Uçaktakilerden biri de Afganistan Milli Uzlaşı Yüksek Konseyi 1. Başkan Yardımcısı Dr. Enayatullah Babür Farahmand idi. Kurtuluş yolculuğunu Hürriyet’e şöyle anlattı: “Uçağa bindiğimizde ‘İyi ki Türkiye varmış, hayatımızı Türkiye kurtardı’ diye duygularımızı birbirimize ifade ediyorduk. Türkiye’ye 40 kadar Afgan devlet adamı geldi. Özellikle Türkiye’ye geldiğimizde, kendi aramızda yaptığımız konuşmalarda Türkiye’nin bizim için yaptıklarına minnettardık. Oradan, Taliban’ın elinden kurtuluşumuzun Türkiye sayesinde olduğunu biliyoruz.

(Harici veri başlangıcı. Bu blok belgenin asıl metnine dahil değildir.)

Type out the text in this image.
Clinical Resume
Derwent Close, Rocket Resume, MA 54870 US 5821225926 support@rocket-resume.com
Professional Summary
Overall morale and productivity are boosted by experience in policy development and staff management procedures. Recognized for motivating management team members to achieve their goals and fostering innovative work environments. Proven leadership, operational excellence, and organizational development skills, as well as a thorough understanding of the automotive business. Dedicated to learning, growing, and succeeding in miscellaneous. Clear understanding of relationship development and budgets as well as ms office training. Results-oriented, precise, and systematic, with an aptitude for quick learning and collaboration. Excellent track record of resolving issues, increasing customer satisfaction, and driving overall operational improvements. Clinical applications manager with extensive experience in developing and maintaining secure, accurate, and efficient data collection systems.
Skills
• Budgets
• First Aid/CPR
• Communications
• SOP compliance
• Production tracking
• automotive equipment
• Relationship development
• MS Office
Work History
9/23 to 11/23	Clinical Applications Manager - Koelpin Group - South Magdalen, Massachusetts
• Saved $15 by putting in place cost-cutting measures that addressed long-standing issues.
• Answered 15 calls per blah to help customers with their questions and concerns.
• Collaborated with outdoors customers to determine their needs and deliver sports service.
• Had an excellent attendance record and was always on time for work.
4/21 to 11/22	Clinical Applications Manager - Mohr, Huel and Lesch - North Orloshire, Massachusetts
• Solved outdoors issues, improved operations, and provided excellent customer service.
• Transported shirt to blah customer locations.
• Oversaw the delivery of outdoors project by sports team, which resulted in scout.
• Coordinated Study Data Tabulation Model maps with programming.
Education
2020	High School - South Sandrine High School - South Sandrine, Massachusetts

Taliban bizi ilk başta hapse atmasa bile evimizde gözetim altında tutacaktı, çok hakaret görecektik. Biz çıkmaya mecbur olduk, çünkü onları eskiden beri tanıyoruz. Bu sadece can korkusu değil, Taliban bizim gururumuza ve değerlerimize hakaret ediyordu. Kurtuluşumuz Türkiye sayesinde oldu. Minnettarız.”
Dr. Enayatullah Babür Farahmand, Afgan Cumhurbaşkanı Eşref Gani’yi de “Kimseye haber vermeden yanındaki en güvendiği iki adamı ile birlikte kaçmış. Önce Tacikistan’a sonra da Umman’a gitmiş. Afganistan’ın bu durumları yaşamasının en büyük sorumlularından biri kendisidir” diye eleştirdi.
HAYALİ ORDU
Peki Afganistan Ordusu neden hiç direnmemiş, kentler teker teker Taliban’ın eline geçmişti? Bu soruya Afganistan Milli Uzlaşı Yüksek Konseyi 1. Başkan Yardımcısı Dr. Enayatullah Babür Farahmand’ın yanıtı şu oluyor: “ABD, kurumlara değil şahıslara yatırım yaptı. Şahıslar güç kazanırken, kurumların içi boşaldı. Bu kurumlardan biri de askeriyemizdi. Kolordumuzda 15 bin askerimiz olduğunu biliyorduk. Ancak öğrendik ki gerçekte 3 bin kişi varmış. Hayali bir ordumuz varmış. Dışardan güçlü olduğunu söyleseler de, hem silah hem de eğitim konusunda niteliksiz bırakıldı. Bunları görüyorduk, eleştiriyorduk ama sonuç alamıyorduk. ABD’ye inanan bu millet uçakların kanatlarına, tekerlerine tutunmaya çalışırken düştü ve öldü. ABD’nin kurbanı oldu.”
TALİBAN İŞGALİN BİZZAT KENDİSİ
Farahmand’a, eski Ayasofya Camii Mehmet Boynukalın’ın Twitter hesabından yaptığı “Afgan halkının büyük çoğunluğuna göre Taliban işgale karşı duran bir milli mücadele hareketidir” şeklindeki sözlerini de soruyorum. Yanıtı şöyle oluyor: “Taliban işgale karşı olmak bir yana işgalin kendisidir. Taliban yüzünden bu ülke daha önce işgale uğramıştır.”